Civil Society Calls for Mobilisation Against WTO Services Liberalization
14 February 2005
Of key importance is the current round of GATS negotiations taking place at the WTO. ‘The GATS negotiations are virtually secret (even from national parliaments) – it is an insult to democracy,’ said Mike Waghorne of Public Services International. ‘Under GATS, governments can regulate their services industry but a challenge from another member state could find such regulations to be more burdensome to trade than is necessary, forcing the country to change its regulation or face retribution. This impacts on municipal governments who are not party to the negotiations,’ he said.
In relation to developing countries, Mr. Waghorne said that the negotiations ‘could be disastrous if developing countries want to develop their own public services later. The Washington consensus forces them to privatise; the same forces use WTO pressure to get irreversible GATS commitments in these services.’ On the questions of the GATS Mode 4 which covers the temporary movement of workers to another country to provide services, he said, ‘while this can benefit developing countries (e.g., financial and skills development), it can also lead to the brain drain of key professionals. Foreign workers often have no rights in the host country and no rights to the money they pay into retirement and unemployment schemes before they return home. Host countries must provide full protection of these temporary migrant workers.’
Marianne Hochuli from the Bern Declaration, Switzerland, who recently completed a study on services liberalisation added that ‘developed countries are pushing developing countries to liberalize and deregulate their financial and tourism markets. These developed countries argue that foreign firms will enhance competition and will bring additional know-how and technology into these sectors,’ but Ms. Hochuli emphasized that the contrary could be the case. The presence of foreign banks, for example, doesn't necessary lead to better access to credit for small and medium enterprises, for women and the rural population.’

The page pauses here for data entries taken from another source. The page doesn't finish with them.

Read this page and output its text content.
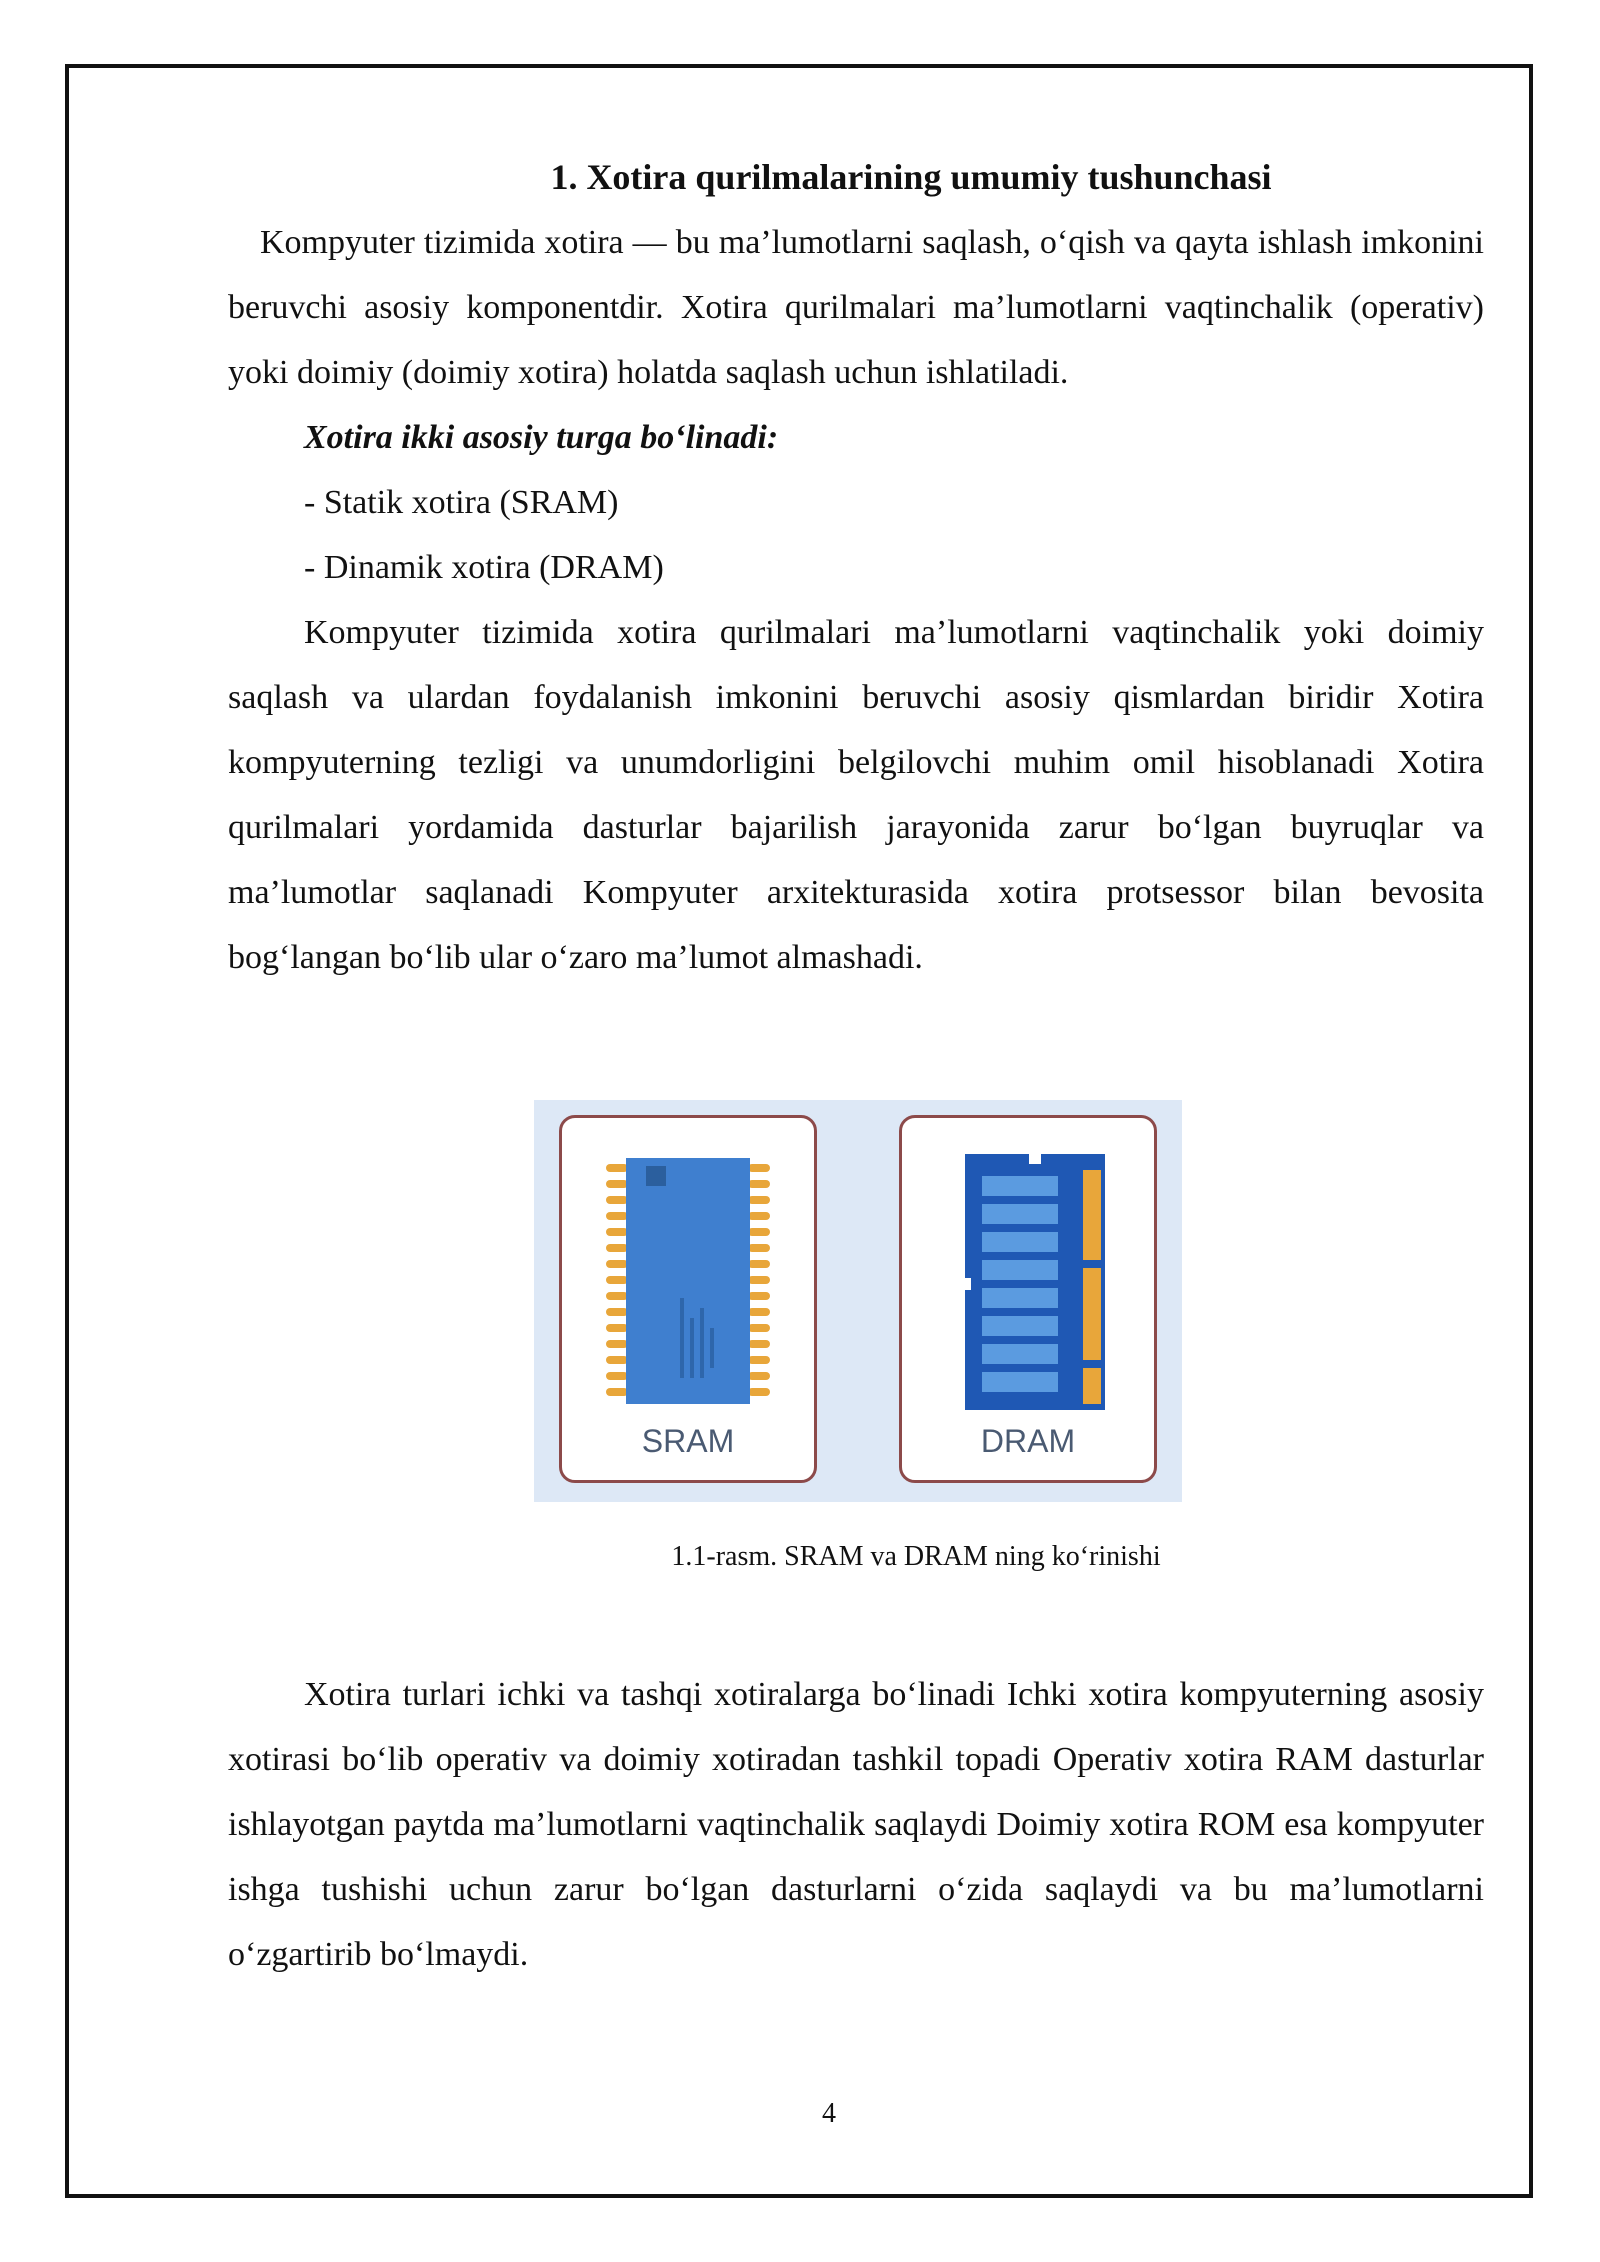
1. Xotira qurilmalarining umumiy tushunchasi

Kompyuter tizimida xotira — bu ma’lumotlarni saqlash, o‘qish va qayta ishlash imkonini beruvchi asosiy komponentdir. Xotira qurilmalari ma’lumotlarni vaqtinchalik (operativ) yoki doimiy (doimiy xotira) holatda saqlash uchun ishlatiladi.

Xotira ikki asosiy turga bo‘linadi:

- Statik xotira (SRAM)

- Dinamik xotira (DRAM)

Kompyuter tizimida xotira qurilmalari ma’lumotlarni vaqtinchalik yoki doimiy saqlash va ulardan foydalanish imkonini beruvchi asosiy qismlardan biridir Xotira kompyuterning tezligi va unumdorligini belgilovchi muhim omil hisoblanadi Xotira qurilmalari yordamida dasturlar bajarilish jarayonida zarur bo‘lgan buyruqlar va ma’lumotlar saqlanadi Kompyuter arxitekturasida xotira protsessor bilan bevosita bog‘langan bo‘lib ular o‘zaro ma’lumot almashadi.

SRAM	DRAM

1.1-rasm. SRAM va DRAM ning ko‘rinishi

Xotira turlari ichki va tashqi xotiralarga bo‘linadi Ichki xotira kompyuterning asosiy xotirasi bo‘lib operativ va doimiy xotiradan tashkil topadi Operativ xotira RAM dasturlar ishlayotgan paytda ma’lumotlarni vaqtinchalik saqlaydi Doimiy xotira ROM esa kompyuter ishga tushishi uchun zarur bo‘lgan dasturlarni o‘zida saqlaydi va bu ma’lumotlarni o‘zgartirib bo‘lmaydi.

4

‘Even though there is overwhelming evidence of destructive consequences from the deregulation, privatization and liberalization of services, particularly public services, developed countries are exerting high pressure during this round of GATS negotiations on developing countries to table or improve offers by May 2005,’ said Jacques-chai Chomthongdi of Focus on the Global South, Thailand. ‘The claim that services negotiations are lagging behind agriculture, is unacceptable. We have not yet seen any progress on agriculture that would genuinely benefit farmers in developing countries. Moreover, the attempt to move away from a positive lists bottom up approach clearly shows that there is no space for development in this so called “development round,’ he said.
Séverin Guelpa, secrétaire syndical - Syndicat interprofessionnel de travailleuses et travailleurs, Membre comité - Forum Social Lémanique, Suisse
La Suisse subit actuellement de plein fouet des attaques contre l'ensemble de ses services publics. L'Etat social est remis en cause, le statut des salariés de la fonction publique menacés. Cette politique agressive dictée par des intérêts purement commerciaux et financiers recoupe, à son échelle, les intentions formulées au travers de l'AGCS. Les mouvements sociaux locaux s'attèlent donc fermement à dénoncer les effets de pareilles politiques, tant au niveau local qu'international. A cet effet, ils organisent le jeudi 17 février prochain devant l'OMC un grand rassemblement dès 17h30 afin de dénoncer l'AGCS et de revendiquer le maintien et le renforcement de services publics forts.